“Acting” Alina Habba, the U.S. Attorney for New Jersey, claims that the federal judges who voted not to extend her months-long tenure as the Garden State’s top federal prosecutor “preempted and struck out” when she returned to the position days later.
“They are missing a very important point, which is that the President of the United States picks the United States attorneys,” Habba said Saturday during an interview on “The Benny Show” with right-wing political commentator and YouTuber Benny Johnson.
“We are part of the executive branch,” Habba explained. “I’m still the acting US Attorney. I’m ready to rock and roll and get back to work, which is exactly what this is all about. “This is just a lot of noise, which is unfortunate.”
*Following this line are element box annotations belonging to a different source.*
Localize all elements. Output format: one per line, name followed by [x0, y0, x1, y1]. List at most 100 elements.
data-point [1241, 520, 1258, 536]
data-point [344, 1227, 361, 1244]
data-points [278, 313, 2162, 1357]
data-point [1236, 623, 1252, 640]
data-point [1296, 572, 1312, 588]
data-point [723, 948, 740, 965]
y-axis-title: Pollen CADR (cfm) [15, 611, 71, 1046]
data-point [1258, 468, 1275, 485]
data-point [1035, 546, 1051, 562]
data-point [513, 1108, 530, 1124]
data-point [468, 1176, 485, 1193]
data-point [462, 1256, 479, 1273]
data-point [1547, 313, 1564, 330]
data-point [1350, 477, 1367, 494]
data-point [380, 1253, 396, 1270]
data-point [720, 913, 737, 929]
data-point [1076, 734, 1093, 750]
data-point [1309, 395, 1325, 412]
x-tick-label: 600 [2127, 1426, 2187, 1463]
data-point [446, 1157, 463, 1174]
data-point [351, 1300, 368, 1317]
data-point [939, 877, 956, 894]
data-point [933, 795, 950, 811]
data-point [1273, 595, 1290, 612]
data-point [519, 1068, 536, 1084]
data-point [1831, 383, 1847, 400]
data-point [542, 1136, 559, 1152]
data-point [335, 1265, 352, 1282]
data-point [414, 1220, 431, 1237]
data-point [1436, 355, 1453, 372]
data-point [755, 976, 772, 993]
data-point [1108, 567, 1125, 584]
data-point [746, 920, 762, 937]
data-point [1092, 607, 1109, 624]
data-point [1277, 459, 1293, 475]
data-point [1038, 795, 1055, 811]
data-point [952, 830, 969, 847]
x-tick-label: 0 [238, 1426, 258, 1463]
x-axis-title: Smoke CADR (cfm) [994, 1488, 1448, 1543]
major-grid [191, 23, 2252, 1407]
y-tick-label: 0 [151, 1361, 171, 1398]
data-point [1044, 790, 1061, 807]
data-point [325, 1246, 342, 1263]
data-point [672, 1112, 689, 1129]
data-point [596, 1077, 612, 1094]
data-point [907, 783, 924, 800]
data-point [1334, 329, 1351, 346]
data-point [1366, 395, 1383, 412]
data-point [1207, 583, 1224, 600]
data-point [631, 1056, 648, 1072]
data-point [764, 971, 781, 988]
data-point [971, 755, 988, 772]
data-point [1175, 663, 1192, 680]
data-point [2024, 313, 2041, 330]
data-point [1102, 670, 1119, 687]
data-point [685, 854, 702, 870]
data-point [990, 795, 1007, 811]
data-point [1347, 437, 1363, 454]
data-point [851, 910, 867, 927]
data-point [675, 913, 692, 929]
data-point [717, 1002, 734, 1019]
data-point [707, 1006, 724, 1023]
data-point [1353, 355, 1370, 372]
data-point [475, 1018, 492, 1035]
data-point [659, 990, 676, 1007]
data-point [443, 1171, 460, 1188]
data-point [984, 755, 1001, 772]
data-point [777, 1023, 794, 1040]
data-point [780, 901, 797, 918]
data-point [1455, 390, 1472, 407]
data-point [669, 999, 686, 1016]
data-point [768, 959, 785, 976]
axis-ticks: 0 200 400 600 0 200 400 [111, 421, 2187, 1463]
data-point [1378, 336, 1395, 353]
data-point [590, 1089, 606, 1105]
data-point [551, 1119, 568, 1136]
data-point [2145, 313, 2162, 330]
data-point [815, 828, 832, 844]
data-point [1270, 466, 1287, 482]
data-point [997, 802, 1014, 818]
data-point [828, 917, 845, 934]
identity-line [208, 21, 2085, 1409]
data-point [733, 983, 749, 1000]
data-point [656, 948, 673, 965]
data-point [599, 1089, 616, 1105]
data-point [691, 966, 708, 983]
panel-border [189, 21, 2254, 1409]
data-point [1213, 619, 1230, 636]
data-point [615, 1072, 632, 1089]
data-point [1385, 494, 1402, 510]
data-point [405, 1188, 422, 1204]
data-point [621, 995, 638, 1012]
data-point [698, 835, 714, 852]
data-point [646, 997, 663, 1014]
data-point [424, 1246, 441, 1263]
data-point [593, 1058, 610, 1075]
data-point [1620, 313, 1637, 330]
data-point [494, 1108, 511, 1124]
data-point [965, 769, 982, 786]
Last Tuesday, President Donald Trump’s former personal defense attorney was informed that she was no longer the “interim” U.S. attorney for New Jersey and would be replaced by her first assistant, Desiree Grace, as per a standing order to appoint her at the end of her 120-day term.
Her last day was supposed to be Friday, July 25, but Habba reportedly resigned on Thursday before being reappointed by Attorney General Pam Bondi to Grace’s previous position as chief deputy, according to Habba.
Bondi announced on Friday that Grace had been “removed” from the US Attorney’s Office and replaced by Habba, her new second in command.
“Our job is to clean up crime. Instead, there has been political noise that has no place in the Department of Justice,” Habba stated on Saturday. “They used to ask me, ‘How do we know you’re not going to be political?’ Meanwhile, their behavior is just that.”
When asked how “rogue district judges” could “usurp the power of the presidency,” Habba claimed to put it “in really simple terms” for Johnson and viewers, calling it a “complicated mechanism, what’s happening,” and a “broken one.”
She chastised New Jersey Senators Cory Booker and Andy Kim for stalling her nomination using the Senate’s informal “blue slip” tradition, which allows home-state senators to approve or reject federal judicial nominees and U.S. attorney appointments in their states.
“What we’re seeing is a systemic problem where they’re using the blue slip courtesy — it’s not a law — as a mechanism to block the appointed U.S. attorneys for the Department of Justice by the president,” Habba told CNN. “And that puts those US attorneys in a position where they’re kind of stuck and you’re in this freeze and you can’t get out and then they’ll run the clock on you.”
Habba continued: “They’re attempting to thwart the president’s powers.”
Habba had previously worked as a legal spokeswoman and one of Trump’s attorneys in his New York civil fraud trial, E. Jean Carroll’s defamation lawsuit, and other cases before transitioning to a position as counselor to the president and acting U.S. Attorney for the District of New Jersey.
Bondi appointed her on an interim basis nearly 120 days ago, which is the time limit for acting appointments under the relevant statute.
Although Trump has nominated Habba to serve permanently as U.S. attorney, the administration has been unable to move the nomination through the Senate before her acting stint expires, leaving Habba at the mercy of judges in the interim.
In March, Bondi appointed Habba as interim U.S. attorney under 28 U.S. Code § 546, which allows for an appointee to serve until confirmation by the Senate or for 120 days thereafter.
Habba claimed Saturday that Senate Minority Leader Chuck Schumer (D-N.Y.) gave “direct instructions on Twitter” to federal judges to vote and block her.
“Once it gets out of the Senate’s ownership, the judges — if you’re interim — can vote to keep you,” Habba told reporters. “So I stepped down as the interim and released my nomination and I’m now the acting U.S. attorney.”